Après « Veiller sur mes parents », proposant un service payant pour faire face à la solitude des personnes âgées vivant à domicile, La Poste vend une aide à la télédéclaration d’impôt. Après l’isolement, la fracture numérique et l’affaiblissement du service public collecteur des impôts deviennent sources de développement économique et de bénéfices pour l’opérateur postal.
De la fracture à la facture numérique. La Poste lance un nouveau service payant pour aider les personnes ayant des difficultés avec les technologies informatiques à remplir leur déclaration d’impôt en ligne. Cette année, la télédéclaration concerne de façon obligatoire les contribuables gagnant plus de 15 000 € par an. L’an prochain, elle s’étend à tous.

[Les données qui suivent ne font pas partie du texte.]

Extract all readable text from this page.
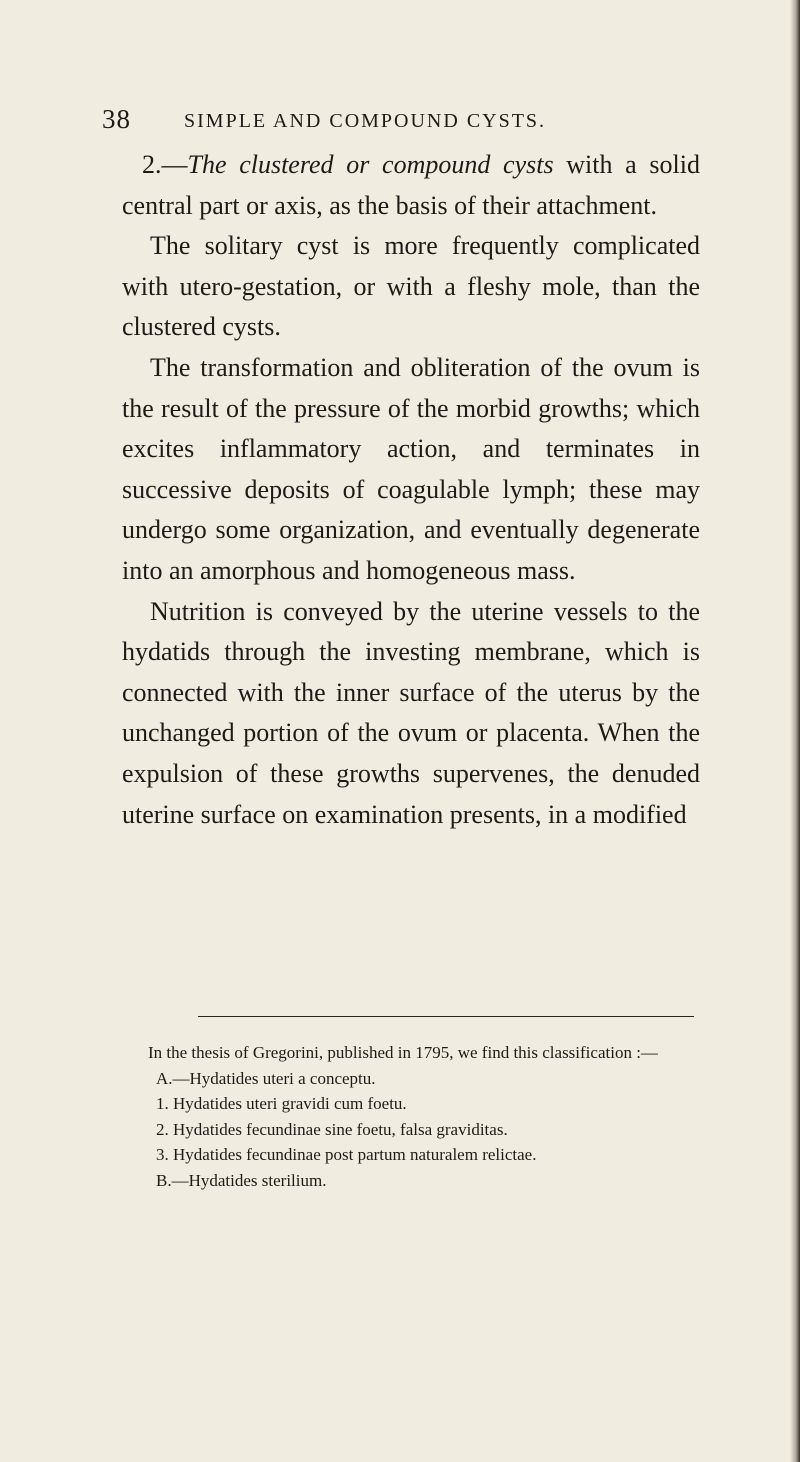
38	SIMPLE AND COMPOUND CYSTS.

2.—The clustered or compound cysts with a solid central part or axis, as the basis of their attachment.

The solitary cyst is more frequently complicated with utero-gestation, or with a fleshy mole, than the clustered cysts.

The transformation and obliteration of the ovum is the result of the pressure of the morbid growths; which excites inflammatory action, and terminates in successive deposits of coagulable lymph; these may undergo some organization, and eventually degenerate into an amorphous and homogeneous mass.

Nutrition is conveyed by the uterine vessels to the hydatids through the investing membrane, which is connected with the inner surface of the uterus by the unchanged portion of the ovum or placenta. When the expulsion of these growths supervenes, the denuded uterine surface on examination presents, in a modified

In the thesis of Gregorini, published in 1795, we find this classification :—

A.—Hydatides uteri a conceptu.

1. Hydatides uteri gravidi cum foetu.

2. Hydatides fecundinae sine foetu, falsa graviditas.

3. Hydatides fecundinae post partum naturalem relictae.

B.—Hydatides sterilium.
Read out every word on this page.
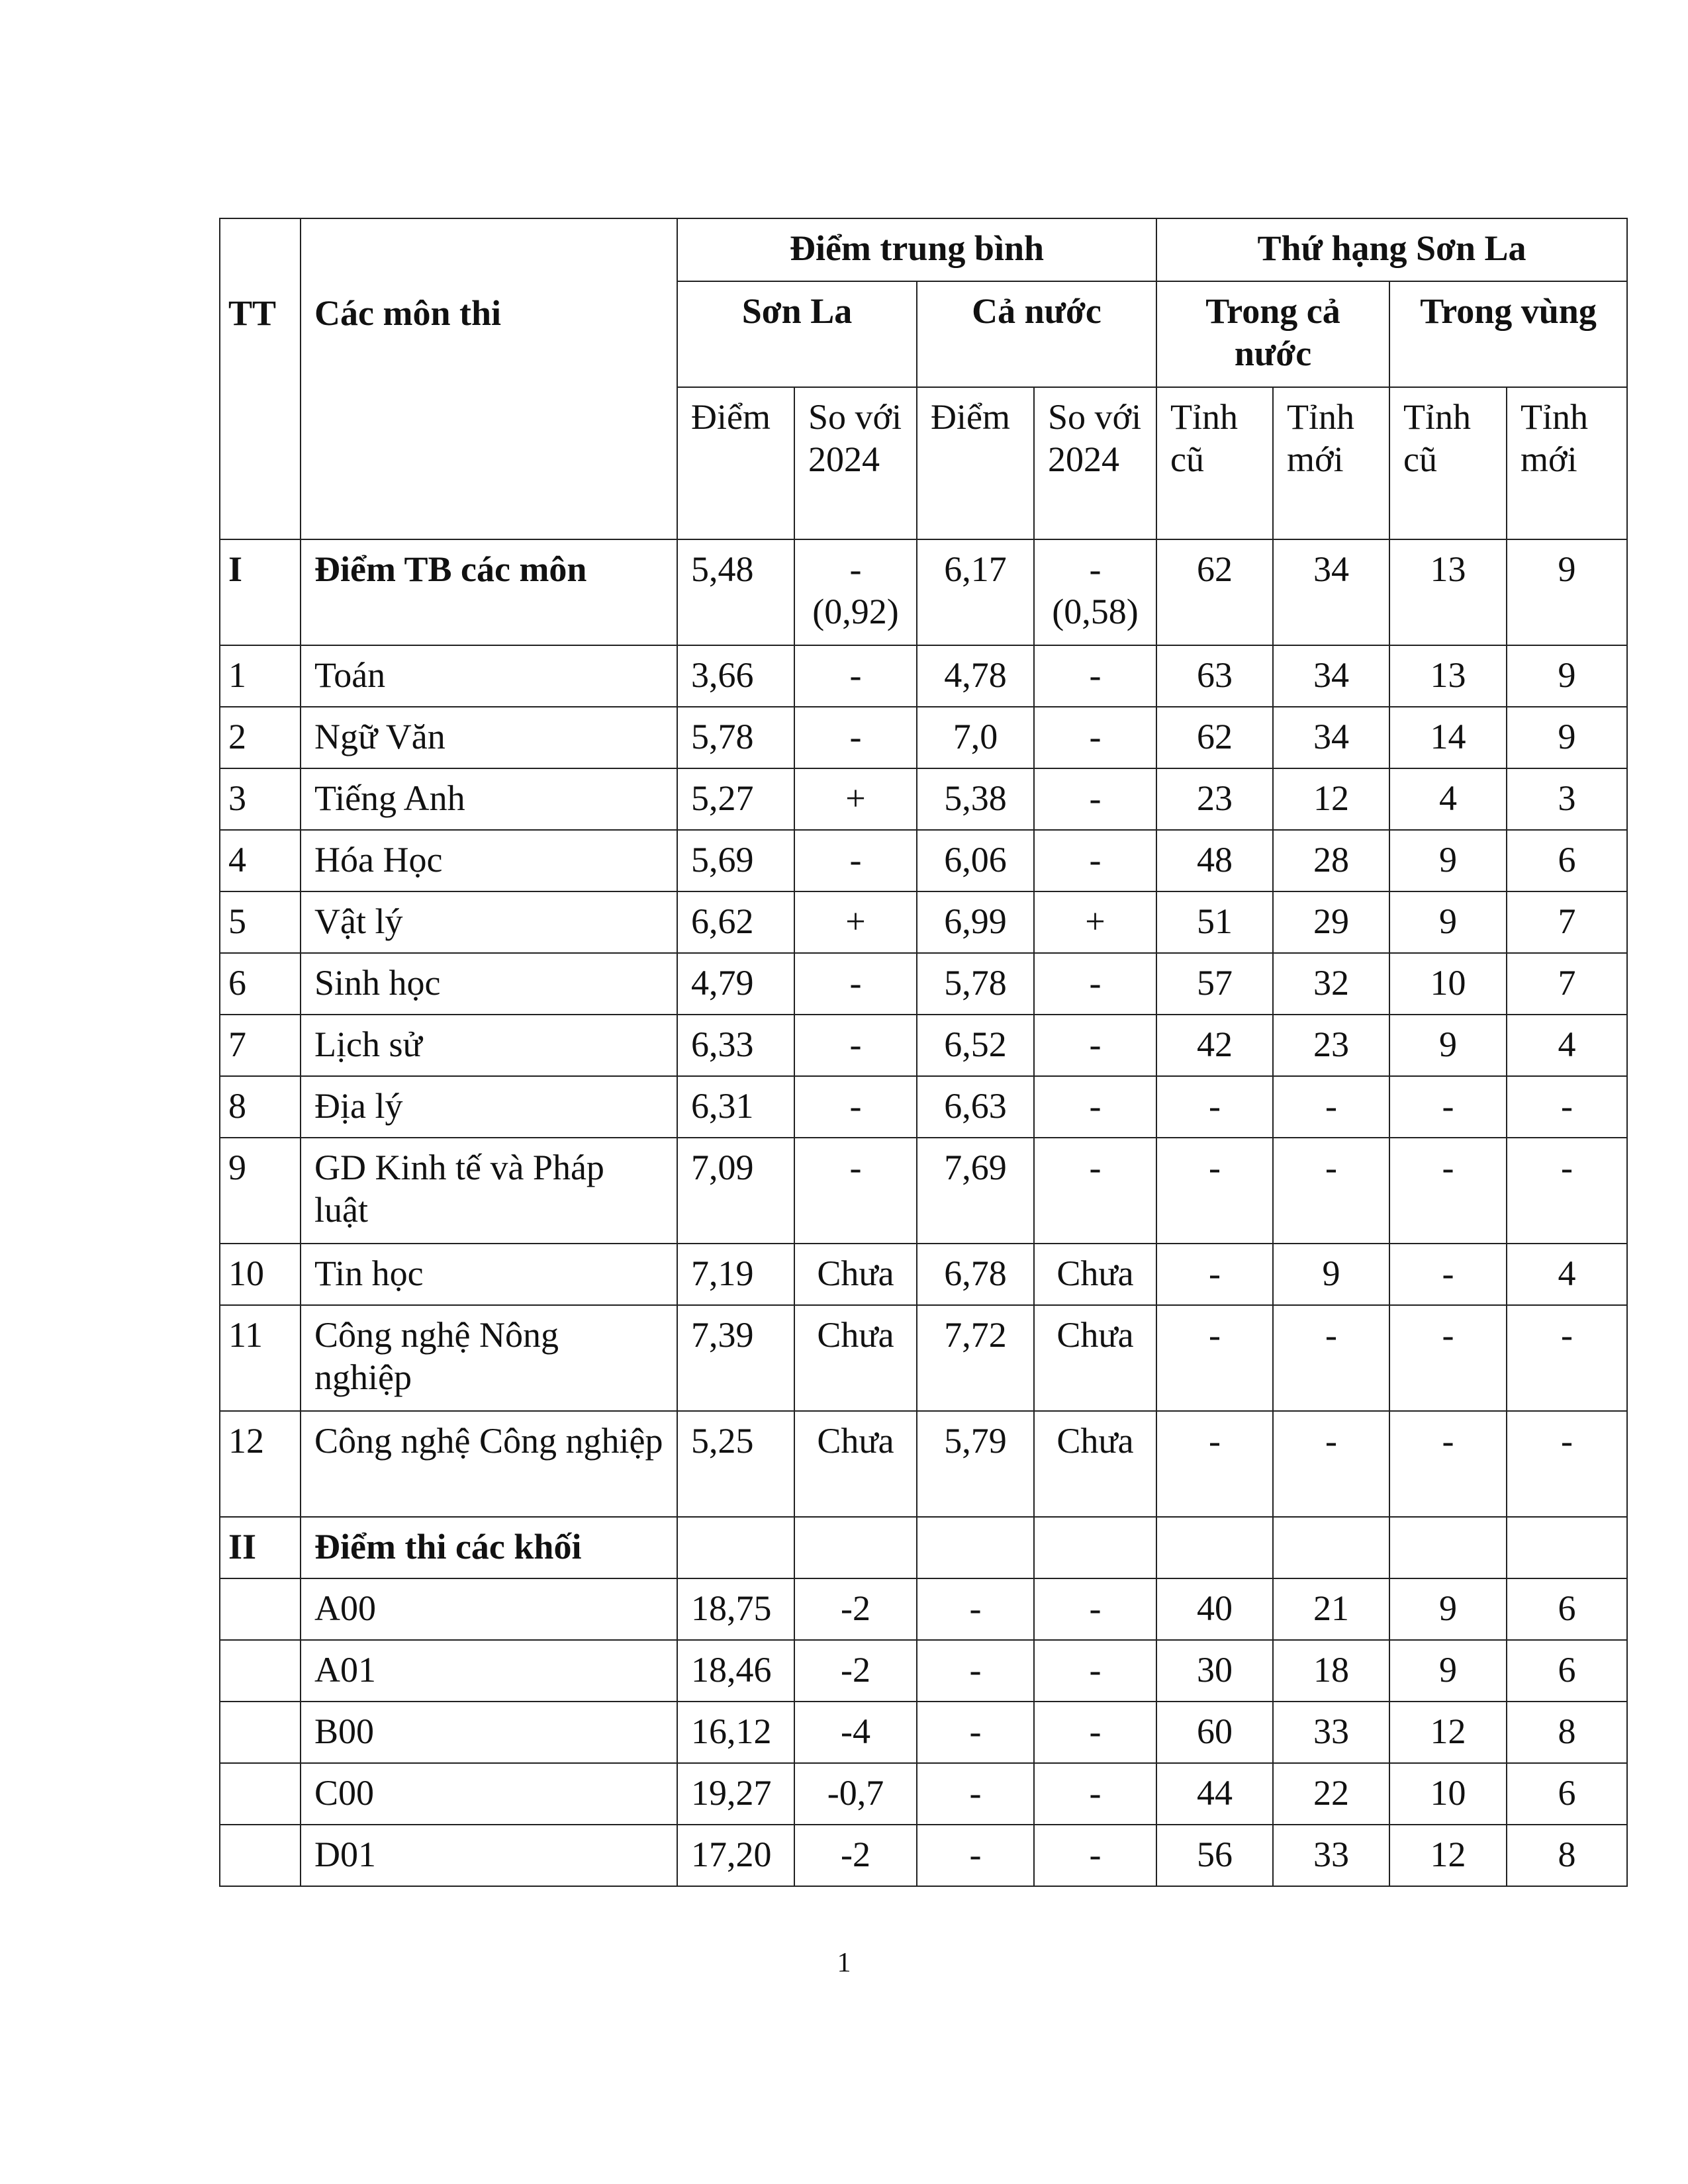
TT	Các môn thi	Điểm trung bình				Thứ hạng Sơn La			
		Sơn La		Cả nước		Trong cả nước		Trong vùng	
		Điểm	So với 2024	Điểm	So với 2024	Tỉnh cũ	Tỉnh mới	Tỉnh cũ	Tỉnh mới
I	Điểm TB các môn	5,48	- (0,92)	6,17	- (0,58)	62	34	13	9
1	Toán	3,66	-	4,78	-	63	34	13	9
2	Ngữ Văn	5,78	-	7,0	-	62	34	14	9
3	Tiếng Anh	5,27	+	5,38	-	23	12	4	3
4	Hóa Học	5,69	-	6,06	-	48	28	9	6
5	Vật lý	6,62	+	6,99	+	51	29	9	7
6	Sinh học	4,79	-	5,78	-	57	32	10	7
7	Lịch sử	6,33	-	6,52	-	42	23	9	4
8	Địa lý	6,31	-	6,63	-	-	-	-	-
9	GD Kinh tế và Pháp luật	7,09	-	7,69	-	-	-	-	-
10	Tin học	7,19	Chưa	6,78	Chưa	-	9	-	4
11	Công nghệ Nông nghiệp	7,39	Chưa	7,72	Chưa	-	-	-	-
12	Công nghệ Công nghiệp	5,25	Chưa	5,79	Chưa	-	-	-	-
II	Điểm thi các khối								
	A00	18,75	-2	-	-	40	21	9	6
	A01	18,46	-2	-	-	30	18	9	6
	B00	16,12	-4	-	-	60	33	12	8
	C00	19,27	-0,7	-	-	44	22	10	6
	D01	17,20	-2	-	-	56	33	12	8
1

Depuis le 12 avril, pour la somme de 39 €, La Poste propose la venue d’un facteur à votre domicile. Ce dernier vous aide, si vous êtes en possession d’un ordinateur ou d’une tablette, à créer une adresse mail et un compte sur la plateforme numérique des impôts. Ensuite, il vous présente l’environnement du site et vous explique où trouver les différentes rubriques. À vous de saisir puis valider vos informations. Vous recevez immédiatement un accusé de réception de votre déclaration en ligne. Il ne vous reste plus qu’à payer le facteur.
Marchandisation d’un service public
Il est toujours possible de s’adresser gratuitement à son centre des impôts, mais dans les faits, les Finances publiques n’ont pas créé de postes d’accueil supplémentaires pour cette mission. Pourtant, les besoins existent. Selon le baromètre 2017 de l’Agence du Numérique, 19 % des Français ne possèdent pas d’ordinateur et 33 % d’entre eux affirment ne pas se sentir compétents avec cet outil. Ici, la fracture numérique est surtout générationnelle et sociale. De plus, 7,5 millions de consommateurs sont privés d’une connexion internet de qualité selon une étude de l’UFC Que Choisir publiée l’an dernier. Là, la fracture est plutôt territoriale. Si le meilleur du très haut débit est accessible à 90 % de la population parisienne, il chute à 1 % dans la Creuse ou la Dordogne.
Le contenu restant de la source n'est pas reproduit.